Sure enough, Cookie sees the Biscuit Lady! He heads toward her at a breakneck
waddle, begging. "Please, missus!" he pleads, in the tremulous voice of
a fat Dickensian orphan, "please, anything…" Biscuit Lady tosses him a
treat, hoping to satisfy him. Dream on. I've seen Cookie inhale a pound cake
the size of his own torso and swear with his next breath that he's never, ever
been fed. He simply cannot be satisfied.
Remind you of anyone?
There are among us people I call human beagles. They can't get enough—enough
love, praise, attention, control. Psychologists categorize them as borderline
personalities, narcissists, etc., etc., but all you need to remember is this:
You cannot satiate them. Don't even try.
Human beagles can be identified by a sensation that I think of as drain-strain.

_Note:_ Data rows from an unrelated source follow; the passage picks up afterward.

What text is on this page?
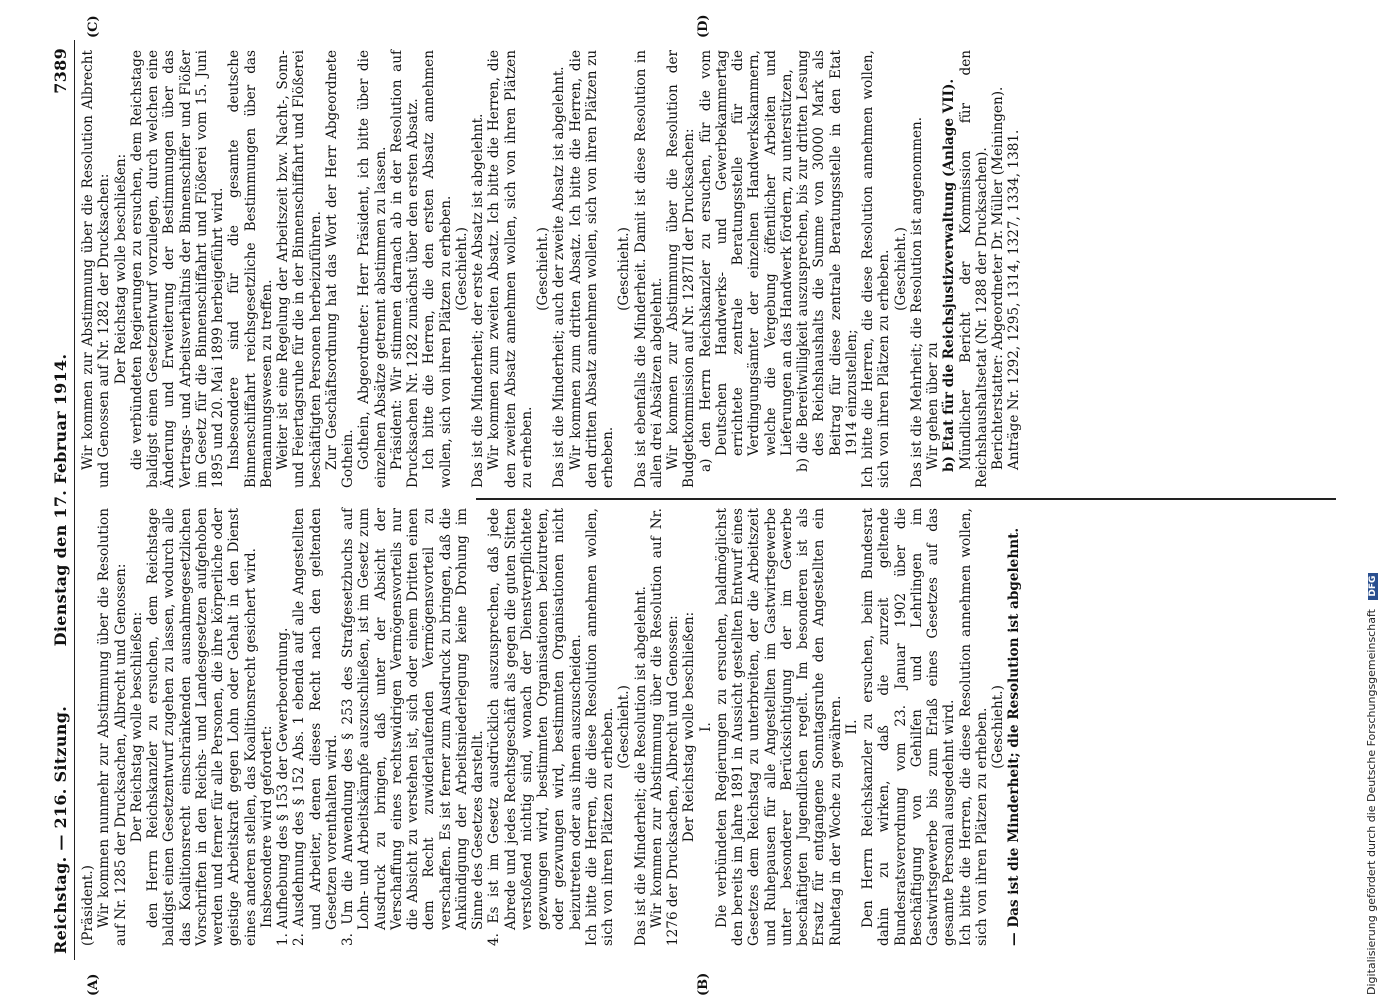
Reichstag. — 216. Sitzung.
Dienstag den 17. Februar 1914.
7389
(A)	(B)
(C)	(D)

(Präsident.) Wir kommen nunmehr zur Abstimmung über die Resolution auf Nr. 1285 der Drucksachen, Albrecht und Genossen: Der Reichstag wolle beschließen: den Herrn Reichskanzler zu ersuchen, dem Reichstage baldigst einen Gesetzentwurf zugehen zu lassen, wodurch alle das Koalitionsrecht einschränkenden ausnahmegesetzlichen Vorschriften in den Reichs- und Landesgesetzen aufgehoben werden und ferner für alle Personen, die ihre körperliche oder geistige Arbeitskraft gegen Lohn oder Gehalt in den Dienst eines anderen stellen, das Koalitionsrecht gesichert wird. Insbesondere wird gefordert: 1. Aufhebung des § 153 der Gewerbeordnung. 2. Ausdehnung des § 152 Abs. 1 ebenda auf alle Angestellten und Arbeiter, denen dieses Recht nach den geltenden Gesetzen vorenthalten wird. 3. Um die Anwendung des § 253 des Strafgesetzbuchs auf Lohn- und Arbeitskämpfe auszuschließen, ist im Gesetz zum Ausdruck zu bringen, daß unter der Absicht der Verschaffung eines rechtswidrigen Vermögensvorteils nur die Absicht zu verstehen ist, sich oder einem Dritten einen dem Recht zuwiderlaufenden Vermögensvorteil zu verschaffen. Es ist ferner zum Ausdruck zu bringen, daß die Ankündigung der Arbeitsniederlegung keine Drohung im Sinne des Gesetzes darstellt. 4. Es ist im Gesetz ausdrücklich auszusprechen, daß jede Abrede und jedes Rechtsgeschäft als gegen die guten Sitten verstoßend nichtig sind, wonach der Dienstverpflichtete gezwungen wird, bestimmten Organisationen beizutreten, oder gezwungen wird, bestimmten Organisationen nicht beizutreten oder aus ihnen auszuscheiden. Ich bitte die Herren, die diese Resolution annehmen wollen, sich von ihren Plätzen zu erheben. (Geschieht.) Das ist die Minderheit; die Resolution ist abgelehnt. Wir kommen zur Abstimmung über die Resolution auf Nr. 1276 der Drucksachen, Albrecht und Genossen: Der Reichstag wolle beschließen: I. Die verbündeten Regierungen zu ersuchen, baldmöglichst den bereits im Jahre 1891 in Aussicht gestellten Entwurf eines Gesetzes dem Reichstag zu unterbreiten, der die Arbeitszeit und Ruhepausen für alle Angestellten im Gastwirtsgewerbe unter besonderer Berücksichtigung der im Gewerbe beschäftigten Jugendlichen regelt. Im besonderen ist als Ersatz für entgangene Sonntagsruhe den Angestellten ein Ruhetag in der Woche zu gewähren. II. Den Herrn Reichskanzler zu ersuchen, beim Bundesrat dahin zu wirken, daß die zurzeit geltende Bundesratsverordnung vom 23. Januar 1902 über die Beschäftigung von Gehilfen und Lehrlingen im Gastwirtsgewerbe bis zum Erlaß eines Gesetzes auf das gesamte Personal ausgedehnt wird. Ich bitte die Herren, die diese Resolution annehmen wollen, sich von ihren Plätzen zu erheben. (Geschieht.) — Das ist die Minderheit; die Resolution ist abgelehnt.

Wir kommen zur Abstimmung über die Resolution Albrecht und Genossen auf Nr. 1282 der Drucksachen: Der Reichstag wolle beschließen: die verbündeten Regierungen zu ersuchen, dem Reichstage baldigst einen Gesetzentwurf vorzulegen, durch welchen eine Änderung und Erweiterung der Bestimmungen über das Vertrags- und Arbeitsverhältnis der Binnenschiffer und Flößer im Gesetz für die Binnenschiffahrt und Flößerei vom 15. Juni 1895 und 20. Mai 1899 herbeigeführt wird. Insbesondere sind für die gesamte deutsche Binnenschiffahrt reichsgesetzliche Bestimmungen über das Bemannungswesen zu treffen. Weiter ist eine Regelung der Arbeitszeit bzw. Nacht-, Sonn- und Feiertagsruhe für die in der Binnenschiffahrt und Flößerei beschäftigten Personen herbeizuführen. Zur Geschäftsordnung hat das Wort der Herr Abgeordnete Gothein. Gothein, Abgeordneter: Herr Präsident, ich bitte über die einzelnen Absätze getrennt abstimmen zu lassen. Präsident: Wir stimmen darnach ab in der Resolution auf Drucksachen Nr. 1282 zunächst über den ersten Absatz. Ich bitte die Herren, die den ersten Absatz annehmen wollen, sich von ihren Plätzen zu erheben. (Geschieht.) Das ist die Minderheit; der erste Absatz ist abgelehnt. Wir kommen zum zweiten Absatz. Ich bitte die Herren, die den zweiten Absatz annehmen wollen, sich von ihren Plätzen zu erheben.

(Geschieht.) Das ist die Minderheit; auch der zweite Absatz ist abgelehnt. Wir kommen zum dritten Absatz. Ich bitte die Herren, die den dritten Absatz annehmen wollen, sich von ihren Plätzen zu erheben.

(Geschieht.) Das ist ebenfalls die Minderheit. Damit ist diese Resolution in allen drei Absätzen abgelehnt. Wir kommen zur Abstimmung über die Resolution der Budgetkommission auf Nr. 1287II der Drucksachen: a) den Herrn Reichskanzler zu ersuchen, für die vom Deutschen Handwerks- und Gewerbekammertag errichtete zentrale Beratungsstelle für die Verdingungsämter der einzelnen Handwerkskammern, welche die Vergebung öffentlicher Arbeiten und Lieferungen an das Handwerk fördern, zu unterstützen, b) die Bereitwilligkeit auszusprechen, bis zur dritten Lesung des Reichshaushalts die Summe von 30000 Mark als Beitrag für diese zentrale Beratungsstelle in den Etat 1914 einzustellen; Ich bitte die Herren, die diese Resolution annehmen wollen, sich von ihren Plätzen zu erheben. (Geschieht.) Das ist die Mehrheit; die Resolution ist angenommen. Wir gehen über zu b) Etat für die Reichsjustizverwaltung (Anlage VII). Mündlicher Bericht der Kommission für den Reichshaushaltsetat (Nr. 1288 der Drucksachen). Berichterstatter: Abgeordneter Dr. Müller (Meiningen). Anträge Nr. 1292, 1295, 1314, 1327, 1334, 1381.

Digitalisierung gefördert durch die Deutsche Forschungsgemeinschaft DFG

Sometimes it registers slowly, as though you're a maple tree tapped for its
syrup. Sometimes you can feel your energy being cannibalized in great,
horrifying mouthfuls. Either way, drain-strain's signature combination of
exhaustion, aversion, and resentment means you're throwing resources into an
insatiable gullet. It's bad for both you and the human beagles. They can feel
satisfied only by creating an inner supply of happiness and empowerment.
"Feeding" them leaves both of you weaker and hungrier.